Cryo-EM Research Is Changing the Way We Look at Neurodegenerative Diseases

The protein tau plays a critical role in the assembly and structure of neuronal microtubules. Improper folding of tau causes abnormal accumulation of tau into highly structured filaments, which agglomerate into microscopically visible “tangles.” More than 20 neurological diseases – including Alzheimer’s disease – are characterized by this disfunction in tau and are collectively called tauopathies. Most of these disorders have been linked to mutations in the tau gene.

While tauopathies can easily be identified post-mortem by the presence of tangles in brain cells, current structural biology research seeks to understand the formation of individual filaments at the molecular level. The ultimate goal is to understand how misfolded tau assembles into filaments. This may lead to the development of effective therapies that disrupt this process and the associated disease. Cryo-electron microscopy (cryo-EM) has emerged as a critical tool in the structural analysis of tau filaments, as techniques such as single particle analysis can reveal atomic-resolution details of the aggregation process. Cryo-EM has already been used to solve structures of ex vivo brain samples for several tauopathies, including Alzheimer's disease, progressive supranuclear palsy, chronic traumatic encephalopathy, Pick’s disease and cortico-basal degeneration.

Understanding the structure of tau protein filaments

In the rapidly growing area of structure-based drug design, development of targeted therapeutics inherently relies on the quality and the resolution of the structural information. Tauopathies are no exception. Ultimately, an effective treatment will likely require a clear understanding of initial protein misfolding down to the formation of the filamentous tangles. Notably, it has been found that filaments from the different tauopathies are characterized by distinct tau folds, also known as conformers, which can be used to classify the different tauopathies. By understanding how tauopathies are related, researchers can deconvolute the specifics of disease progression. A better understanding of how these different filaments assemble may eventually lead to the development of specific, mechanism-based treatments.

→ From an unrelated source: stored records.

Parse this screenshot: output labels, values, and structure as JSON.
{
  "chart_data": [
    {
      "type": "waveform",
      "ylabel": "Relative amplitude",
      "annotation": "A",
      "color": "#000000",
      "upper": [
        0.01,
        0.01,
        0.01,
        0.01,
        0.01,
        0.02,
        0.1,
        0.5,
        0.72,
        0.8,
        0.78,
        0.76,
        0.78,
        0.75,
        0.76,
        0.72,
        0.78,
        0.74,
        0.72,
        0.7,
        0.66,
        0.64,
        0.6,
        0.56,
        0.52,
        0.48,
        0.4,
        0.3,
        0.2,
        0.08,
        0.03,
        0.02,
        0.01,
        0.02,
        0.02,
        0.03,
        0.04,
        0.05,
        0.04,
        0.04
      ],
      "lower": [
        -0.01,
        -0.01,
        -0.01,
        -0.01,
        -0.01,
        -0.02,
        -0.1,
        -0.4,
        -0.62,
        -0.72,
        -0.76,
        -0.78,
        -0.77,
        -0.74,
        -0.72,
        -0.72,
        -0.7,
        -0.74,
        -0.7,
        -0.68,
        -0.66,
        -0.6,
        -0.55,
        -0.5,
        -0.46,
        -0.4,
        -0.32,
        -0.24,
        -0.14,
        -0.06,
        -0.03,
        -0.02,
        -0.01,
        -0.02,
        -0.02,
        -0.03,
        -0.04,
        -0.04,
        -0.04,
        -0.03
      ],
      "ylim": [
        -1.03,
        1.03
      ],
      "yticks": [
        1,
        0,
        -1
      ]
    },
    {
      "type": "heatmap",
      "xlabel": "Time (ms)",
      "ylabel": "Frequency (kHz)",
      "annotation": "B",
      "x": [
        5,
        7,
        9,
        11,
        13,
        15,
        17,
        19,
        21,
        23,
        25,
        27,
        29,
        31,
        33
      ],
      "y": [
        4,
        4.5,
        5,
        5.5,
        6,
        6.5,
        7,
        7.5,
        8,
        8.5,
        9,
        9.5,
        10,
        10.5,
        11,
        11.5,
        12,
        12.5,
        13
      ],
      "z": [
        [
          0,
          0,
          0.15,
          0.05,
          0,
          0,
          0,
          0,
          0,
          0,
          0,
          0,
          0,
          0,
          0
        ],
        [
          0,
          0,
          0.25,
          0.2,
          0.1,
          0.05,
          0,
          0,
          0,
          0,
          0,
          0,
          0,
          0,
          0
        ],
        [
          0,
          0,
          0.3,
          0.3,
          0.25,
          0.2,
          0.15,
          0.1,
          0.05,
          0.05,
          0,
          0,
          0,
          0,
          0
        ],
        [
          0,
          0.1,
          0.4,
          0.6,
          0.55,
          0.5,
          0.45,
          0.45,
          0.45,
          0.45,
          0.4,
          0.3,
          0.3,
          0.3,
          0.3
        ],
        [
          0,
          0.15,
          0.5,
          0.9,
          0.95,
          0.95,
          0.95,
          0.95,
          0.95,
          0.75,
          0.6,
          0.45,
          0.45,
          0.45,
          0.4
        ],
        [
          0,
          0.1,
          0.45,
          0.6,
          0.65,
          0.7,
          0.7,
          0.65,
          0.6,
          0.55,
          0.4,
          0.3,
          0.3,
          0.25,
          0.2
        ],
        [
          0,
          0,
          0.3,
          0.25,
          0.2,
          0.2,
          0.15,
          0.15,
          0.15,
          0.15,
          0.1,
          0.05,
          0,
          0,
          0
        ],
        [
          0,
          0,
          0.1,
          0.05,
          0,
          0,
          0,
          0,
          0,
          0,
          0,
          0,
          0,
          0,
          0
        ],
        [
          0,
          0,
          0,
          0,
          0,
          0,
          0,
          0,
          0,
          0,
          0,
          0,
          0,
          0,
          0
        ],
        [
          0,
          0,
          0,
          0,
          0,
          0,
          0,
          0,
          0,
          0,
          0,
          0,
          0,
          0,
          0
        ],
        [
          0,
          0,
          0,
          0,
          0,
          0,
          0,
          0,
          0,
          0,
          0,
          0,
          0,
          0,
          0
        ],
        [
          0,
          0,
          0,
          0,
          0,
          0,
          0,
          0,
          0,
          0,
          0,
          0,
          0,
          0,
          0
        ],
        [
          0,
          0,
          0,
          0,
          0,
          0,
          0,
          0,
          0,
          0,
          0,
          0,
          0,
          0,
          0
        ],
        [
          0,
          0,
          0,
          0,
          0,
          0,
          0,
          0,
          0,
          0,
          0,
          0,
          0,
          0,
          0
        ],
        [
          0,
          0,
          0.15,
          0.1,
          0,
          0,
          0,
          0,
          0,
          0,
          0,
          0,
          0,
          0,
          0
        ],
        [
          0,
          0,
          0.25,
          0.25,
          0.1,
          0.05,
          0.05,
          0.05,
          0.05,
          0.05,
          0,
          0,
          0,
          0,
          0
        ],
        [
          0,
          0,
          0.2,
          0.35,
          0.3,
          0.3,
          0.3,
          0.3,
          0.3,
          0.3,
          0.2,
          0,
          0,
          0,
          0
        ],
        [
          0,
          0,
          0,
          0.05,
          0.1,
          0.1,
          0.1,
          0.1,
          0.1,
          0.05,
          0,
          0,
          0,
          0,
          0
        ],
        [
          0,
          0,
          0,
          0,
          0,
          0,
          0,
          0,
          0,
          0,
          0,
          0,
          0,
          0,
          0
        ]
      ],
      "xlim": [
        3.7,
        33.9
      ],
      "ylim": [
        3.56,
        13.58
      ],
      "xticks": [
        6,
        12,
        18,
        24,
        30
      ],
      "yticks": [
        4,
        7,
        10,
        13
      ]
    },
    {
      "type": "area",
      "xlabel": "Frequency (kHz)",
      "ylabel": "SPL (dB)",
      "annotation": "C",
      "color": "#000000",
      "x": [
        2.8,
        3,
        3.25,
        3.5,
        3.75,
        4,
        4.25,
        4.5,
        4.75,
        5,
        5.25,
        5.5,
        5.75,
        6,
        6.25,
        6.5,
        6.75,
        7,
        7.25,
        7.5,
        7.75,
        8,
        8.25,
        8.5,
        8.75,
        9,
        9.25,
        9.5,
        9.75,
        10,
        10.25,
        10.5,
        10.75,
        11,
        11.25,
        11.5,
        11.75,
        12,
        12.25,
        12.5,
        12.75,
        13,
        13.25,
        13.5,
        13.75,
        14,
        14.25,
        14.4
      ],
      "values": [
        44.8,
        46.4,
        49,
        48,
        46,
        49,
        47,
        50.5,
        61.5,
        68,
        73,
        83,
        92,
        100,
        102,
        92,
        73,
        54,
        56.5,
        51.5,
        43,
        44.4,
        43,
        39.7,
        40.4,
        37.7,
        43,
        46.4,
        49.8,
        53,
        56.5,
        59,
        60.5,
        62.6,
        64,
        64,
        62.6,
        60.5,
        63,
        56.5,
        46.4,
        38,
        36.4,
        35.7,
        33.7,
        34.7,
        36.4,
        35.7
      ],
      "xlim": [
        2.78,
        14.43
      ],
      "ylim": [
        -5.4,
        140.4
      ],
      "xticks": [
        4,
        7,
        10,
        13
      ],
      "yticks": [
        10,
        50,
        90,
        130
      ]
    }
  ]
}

Leveraging cryo-EM to advance tauopathy research

The study of the underlying mechanisms of tau aggregation requires inspection of the assembly process in a controlled environment. As these observations cannot be practically made in vivo, recombinantly expressed protein fragments are often used for in vitro model systems of protein aggregation. Assembling and characterizing tau filaments that reflect in vivo structures is critical towards understanding filament formation. Cryo-EM is well-suited for the study of these transient structures, as samples are vitrified at time intervals during the assembly once the desired level of assembly has been reached, essentially providing  “snapshots of the assembly process” that can be examined for the duration of the experiment.

Until recently, researchers have been unable to replicate the exact tau structures found in vivo, as buffer conditions in vitro often fail to mimic the cellular environment, and fragments do not always follow the same aggregation pathways as the full-length protein. This results not only in different protein-protein interactions, but even proto-filaments with the same components but with significantly different structures (ultrastructural polymorphs). Molecular-scale classification is often needed to differentiate between these aggregates, but this can be time consuming, and many techniques require that the sample contains only a single structure. With cryo-EM single particle analysis, multiple polymorphs can be distinguished not just between different samples, but even within the same solution, as structurally similar classes can be grouped during data processing.

Figure 1: XY central slices of tau filaments show a single layer of the tau protein in the filament. A filament consists of thousands of layers stacked upon each other. Image courtesy of Sofia Lövestam, MRC Laboratory of Molecular Biology, Cambridge, UK.

Until recently, researchers have been unable to replicate tau filament structures like those found in vivo. In a recent eLife publication, researchers used a high-throughput cryo-EM workflow to test a broad range of conditions for in vitro tau aggregation. They determined 76 tau filament structures, including several that reflected the in vivo conformations of tau found in disease. 27 of these structures were novel, broadening our fundamental understanding of tau’s structural versatility in forming amyloids.

During their survey of sample preparation conditions, the authors noted that tau aggregation was highly dependent on cations present in the solution. While magnesium and calcium cations caused the formation of the paired helical filaments found in Alzheimer’s disease, sodium caused tau folds that matched those seen in chronic traumatic encephalopathy. This highlights the critical role of environmental conditions in the assembly conditions, which affect the final structure of the tau filaments 

Notably, this kind of high-throughput structural characterization is only possible thanks to novel advances in cryo-EM technology and workflows. Initial screening was conducted at lower resolution with rapid, software-guided characterization that quickly identified optimal areas of the vitrified samples for further imaging on a higher-resolution instrument. The subsequent data analysis was also greatly accelerated by software automation that performed much of the image processing without manual input from the researchers.

The future of tauopathy treatment

Despite our increasing understanding of tauopathies, there are still no approved treatments that stop the progression of these diseases. The studies above highlight the dramatic effects that the cellular environment can play in the aggregation propensity and structure of tau and other amyloid-like proteins. There is a pressing need for structural information, not just in vitro, but ideally also within the cellular context, to guide the development of targeted treatments that are tailored to halt specific protein interactions.